Wash and trim the zucchini and peel the onions. Slice both very finely, put them in a bowl, sprinkle them with the salt then cover with cold water. Leave for an hour before draining. Put the vegetables into a clean bowl without rinsing them.

Mix the remaining ingredients and bring them to a boil then pour them over the vegetables and leave them to stand for about an hour.

Bring the mixture to a boil and simmer, covered for 10 minutes, stirring gently now and then. While still hot ladle the pickle into hot, sterilised jars and seal.

This makes 1½ litres more or less. Fabulous with cold meats, pork pies etc. or with cheese, particularly good with Welsh rabbit.

I would like to look forward to other joys of the autumn menu like rabbit and hare, game birds and wild pork but I have to find somebody who shoots, however I can still enjoy the oysters, field mushrooms, walnuts, leeks, figs, turnips, parsnips and swedes, Brussels sprouts, new season’s Braeburns, pumpkins…all of which taste better in their season.

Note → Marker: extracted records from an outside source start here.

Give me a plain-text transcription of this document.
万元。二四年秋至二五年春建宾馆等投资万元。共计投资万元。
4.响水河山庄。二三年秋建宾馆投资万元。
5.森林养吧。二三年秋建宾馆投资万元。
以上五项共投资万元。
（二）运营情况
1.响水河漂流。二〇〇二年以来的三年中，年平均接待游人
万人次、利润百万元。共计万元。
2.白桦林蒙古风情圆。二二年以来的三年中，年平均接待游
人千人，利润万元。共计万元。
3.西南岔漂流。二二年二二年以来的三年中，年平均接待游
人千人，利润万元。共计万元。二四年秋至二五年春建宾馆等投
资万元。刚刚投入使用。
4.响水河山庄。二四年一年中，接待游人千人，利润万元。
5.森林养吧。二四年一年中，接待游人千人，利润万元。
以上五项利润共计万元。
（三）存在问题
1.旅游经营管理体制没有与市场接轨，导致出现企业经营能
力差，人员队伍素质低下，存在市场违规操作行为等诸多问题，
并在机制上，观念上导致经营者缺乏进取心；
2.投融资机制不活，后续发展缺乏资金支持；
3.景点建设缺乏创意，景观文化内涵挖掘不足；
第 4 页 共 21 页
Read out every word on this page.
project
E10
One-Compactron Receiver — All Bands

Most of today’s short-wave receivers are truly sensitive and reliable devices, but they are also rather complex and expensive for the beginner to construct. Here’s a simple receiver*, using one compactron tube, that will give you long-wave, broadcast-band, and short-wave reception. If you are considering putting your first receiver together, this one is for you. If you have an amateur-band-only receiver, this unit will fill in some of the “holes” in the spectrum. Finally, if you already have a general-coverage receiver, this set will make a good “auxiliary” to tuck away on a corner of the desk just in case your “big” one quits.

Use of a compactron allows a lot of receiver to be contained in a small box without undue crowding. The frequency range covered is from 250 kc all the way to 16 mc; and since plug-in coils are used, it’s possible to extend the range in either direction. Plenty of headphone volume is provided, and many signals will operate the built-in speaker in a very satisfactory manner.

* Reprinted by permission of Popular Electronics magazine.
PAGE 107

It’s even time to enjoy barbecues, maybe at lunchtime or in the evening by a brazier or patio heater; the leafy summer salad now one of barbecued autumn vegetables.

It is no wonder that people all over the world have for centuries celebrated this season; I am so delighted that the mellow richness of what George Eliot called “Delicious autumn!” has only just begun and that we have weeks of this season’s wonderful and opulent food yet to enjoy.